Maddie Chalk / Editor in Chief
After the 82nd Legislative Session in January, community colleges across Texas were faced with a range of figures for estimated budget cuts for the upcoming year and Del Mar College had projected fund losses of between $4.5 and $9 million.
Every department and program was reviewed, reorganized and redrawn to maximize efficiency, according to administrators. This resulted in the loss of 46 jobs that were eliminated in the reorganization.
“The first issuance of House Bill 1 said you’re going to lose multiple million dollars at the college,” DMC President Mark Escamilla said. “We had to react and we knew we could not bring everybody back. We knew the day that House Bill 1 hit that our lives would change here at the college but we were not expecting it to be that bad.”

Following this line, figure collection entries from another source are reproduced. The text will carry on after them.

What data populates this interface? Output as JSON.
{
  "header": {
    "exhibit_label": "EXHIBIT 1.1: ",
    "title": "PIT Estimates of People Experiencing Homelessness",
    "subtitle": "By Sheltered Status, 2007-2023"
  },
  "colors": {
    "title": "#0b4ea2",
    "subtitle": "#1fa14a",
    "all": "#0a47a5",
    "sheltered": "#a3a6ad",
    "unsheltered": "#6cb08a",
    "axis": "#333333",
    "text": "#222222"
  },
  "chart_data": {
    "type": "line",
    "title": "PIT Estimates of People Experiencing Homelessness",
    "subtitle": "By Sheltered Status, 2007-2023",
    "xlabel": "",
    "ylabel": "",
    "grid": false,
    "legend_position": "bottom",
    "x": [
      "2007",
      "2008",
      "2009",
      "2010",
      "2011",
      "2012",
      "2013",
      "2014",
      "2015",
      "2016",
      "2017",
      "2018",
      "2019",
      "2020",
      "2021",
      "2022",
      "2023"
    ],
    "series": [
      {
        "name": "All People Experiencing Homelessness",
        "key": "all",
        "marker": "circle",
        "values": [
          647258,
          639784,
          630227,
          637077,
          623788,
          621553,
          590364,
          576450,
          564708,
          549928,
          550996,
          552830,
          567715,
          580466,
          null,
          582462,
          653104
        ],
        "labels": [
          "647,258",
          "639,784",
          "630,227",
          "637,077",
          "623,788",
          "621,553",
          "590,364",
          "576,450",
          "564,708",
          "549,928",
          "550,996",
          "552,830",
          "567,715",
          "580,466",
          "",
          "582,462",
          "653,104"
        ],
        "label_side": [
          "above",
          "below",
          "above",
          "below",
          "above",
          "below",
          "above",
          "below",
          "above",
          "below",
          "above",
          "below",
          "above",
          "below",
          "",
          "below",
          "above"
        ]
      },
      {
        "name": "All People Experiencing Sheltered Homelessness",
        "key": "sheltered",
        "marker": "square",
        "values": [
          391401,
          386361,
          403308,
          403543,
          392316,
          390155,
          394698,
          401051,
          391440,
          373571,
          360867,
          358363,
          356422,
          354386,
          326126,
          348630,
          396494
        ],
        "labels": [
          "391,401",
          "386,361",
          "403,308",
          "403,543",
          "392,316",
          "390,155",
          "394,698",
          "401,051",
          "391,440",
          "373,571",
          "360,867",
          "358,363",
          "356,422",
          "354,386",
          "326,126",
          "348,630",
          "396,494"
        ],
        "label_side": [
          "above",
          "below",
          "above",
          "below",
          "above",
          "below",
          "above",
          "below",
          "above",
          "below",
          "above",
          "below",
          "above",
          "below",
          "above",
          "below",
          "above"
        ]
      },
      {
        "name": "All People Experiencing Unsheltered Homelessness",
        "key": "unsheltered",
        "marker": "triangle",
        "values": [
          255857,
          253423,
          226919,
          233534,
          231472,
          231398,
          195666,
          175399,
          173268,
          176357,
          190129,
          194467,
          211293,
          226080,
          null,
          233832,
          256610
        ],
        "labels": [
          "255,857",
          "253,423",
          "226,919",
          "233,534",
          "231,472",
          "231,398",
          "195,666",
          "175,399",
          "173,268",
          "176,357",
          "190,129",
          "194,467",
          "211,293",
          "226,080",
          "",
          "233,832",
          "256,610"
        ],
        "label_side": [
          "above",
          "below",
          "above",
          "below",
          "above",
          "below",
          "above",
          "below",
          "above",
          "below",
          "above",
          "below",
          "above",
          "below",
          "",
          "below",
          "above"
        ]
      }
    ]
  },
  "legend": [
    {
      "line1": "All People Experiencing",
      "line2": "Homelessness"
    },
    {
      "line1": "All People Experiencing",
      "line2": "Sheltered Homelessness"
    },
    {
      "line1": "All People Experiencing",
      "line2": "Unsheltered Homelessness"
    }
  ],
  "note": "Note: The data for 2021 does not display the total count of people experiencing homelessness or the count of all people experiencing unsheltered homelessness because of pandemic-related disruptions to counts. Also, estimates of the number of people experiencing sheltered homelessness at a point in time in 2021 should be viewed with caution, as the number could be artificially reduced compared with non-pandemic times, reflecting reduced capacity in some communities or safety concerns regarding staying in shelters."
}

During the spring semester, an early retirement program was offered to DMC employees and 44 employees volunteered for this program, saving the college an estimated $1.3 million.
“We thought through an early retirement program, tweaking tuition costs and some retirement savings that we could get through this, but it wasn’t near enough,” Escamilla said. “We ended up taking about a $4.5 million cut from the state.”
Because the college has become accustomed to the state funds it is allotted annually, losing funding is nearly devastating. The changes that needed to be made to save the $4.5 million that the state is no longer providing are significant.
“To spend a million dollars, it’s a piece of cake and you can do it in 10 minutes,” Escamilla said. “But to save a million dollars is much more difficult.”
Community college officials and students traveled to Austin during the spring semester to explain to the legislative officials the importance of having these funds for the college.
“We went to Austin many times and I got to testify; it was like no other session that the state has ever experienced,” Escamilla said. “Tensions were high because legislators and elected people knew that lives were going to be negatively impacted by [actions in] the 82nd Legislature.”
Along with the volunteer retirement program and the reorganization of jobs, DMC officials also implemented a 9 percent tuition increase.
“Every penny counts and for me,” Escamilla said. “To have to raise student fees and charges two years in a row is very difficult.”
As a result of the decision to outsource the custodial and groundskeeping services, the college continued to make financial cutbacks.
“About $750,000 was saved by way of our decision to outsource our custodial and groundskeepers,” Escamilla said. “That was another very difficult decision because I’ve resisted that decision ever since I got here, but ultimately it boils down to saving $750,000.”